Image via Wikipedia
The chief requirement of writing opinions is to make professional efforts to view and take into account facts, wherever they may lead. Not always easy, for each of us tends to disbelieve what we do not like and believe what favors our perspective. Every writer has personal history, influences, and philosophical leanings. The main criticism of news reporting today is the joining of news with opinion, so that the reader may be influenced by another's viewpoint, thereby discouraged from one's own assessments, comparisons, and conclusions. Recently, I saw this happening on the front page of The Washington Post where one adjective, some could say "slur," turned what should have been straight reporting into a judgment intended to slant readers' views. The Washington Post has long been a leading US newspaper of international readership (see International Herald Tribune, the international newspaper in English, a combination of New York Times and Washington Post newspaper news and feature articles).Opinion writing, in the best of news tradition, is limited to established pages or sections. Different opinions, viewpoints, and perspectives are the hallmark traits of the best news media, whether print, online, TV, and radio. Film writing also thrives, gaining professional respect, on perspectives that influence opinions, even, perhaps, changing them.

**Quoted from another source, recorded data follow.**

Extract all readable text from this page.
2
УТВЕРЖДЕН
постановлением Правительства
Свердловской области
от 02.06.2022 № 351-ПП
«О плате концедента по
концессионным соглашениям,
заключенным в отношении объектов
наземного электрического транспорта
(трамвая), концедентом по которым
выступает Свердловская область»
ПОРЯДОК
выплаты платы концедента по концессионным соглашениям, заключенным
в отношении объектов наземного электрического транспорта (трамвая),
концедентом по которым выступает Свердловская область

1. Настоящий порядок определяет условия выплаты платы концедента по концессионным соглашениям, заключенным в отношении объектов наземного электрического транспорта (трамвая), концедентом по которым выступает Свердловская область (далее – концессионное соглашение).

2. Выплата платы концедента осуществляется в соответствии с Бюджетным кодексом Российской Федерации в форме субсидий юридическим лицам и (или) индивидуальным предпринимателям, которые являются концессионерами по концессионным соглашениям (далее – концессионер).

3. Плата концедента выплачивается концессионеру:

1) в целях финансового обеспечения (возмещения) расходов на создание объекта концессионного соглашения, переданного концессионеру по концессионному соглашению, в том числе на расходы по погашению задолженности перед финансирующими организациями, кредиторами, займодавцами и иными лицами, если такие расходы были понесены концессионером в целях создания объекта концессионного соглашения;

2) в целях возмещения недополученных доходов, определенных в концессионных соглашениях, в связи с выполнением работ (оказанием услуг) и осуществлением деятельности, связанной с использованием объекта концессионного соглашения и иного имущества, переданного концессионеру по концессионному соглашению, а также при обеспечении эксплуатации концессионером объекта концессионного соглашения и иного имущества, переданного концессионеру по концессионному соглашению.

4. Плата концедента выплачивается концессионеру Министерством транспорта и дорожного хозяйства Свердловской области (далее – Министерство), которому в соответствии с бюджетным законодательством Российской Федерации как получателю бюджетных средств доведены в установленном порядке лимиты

Fact- and truth-based opinion-writing is most likely flawed, in some sense of the personal biases of the writer. Yet, the truth helps, and the more known by the writer, the more reliable the open-minded opinion writer. Facts and truth should affect our perspectives, balanced alongside personal experiences and philosophical biases. Truth about situations in flux often must involve a process of discovery. For this and other reasons, news media that give a range of views, even from competing perspectives of thoughtful writers, thrive.
Opinari, opinion's Latin root, tells us that opinion is a matter of thought, reason, and belief, based on the fact, experience, and conclusions known to, available, and personal to us.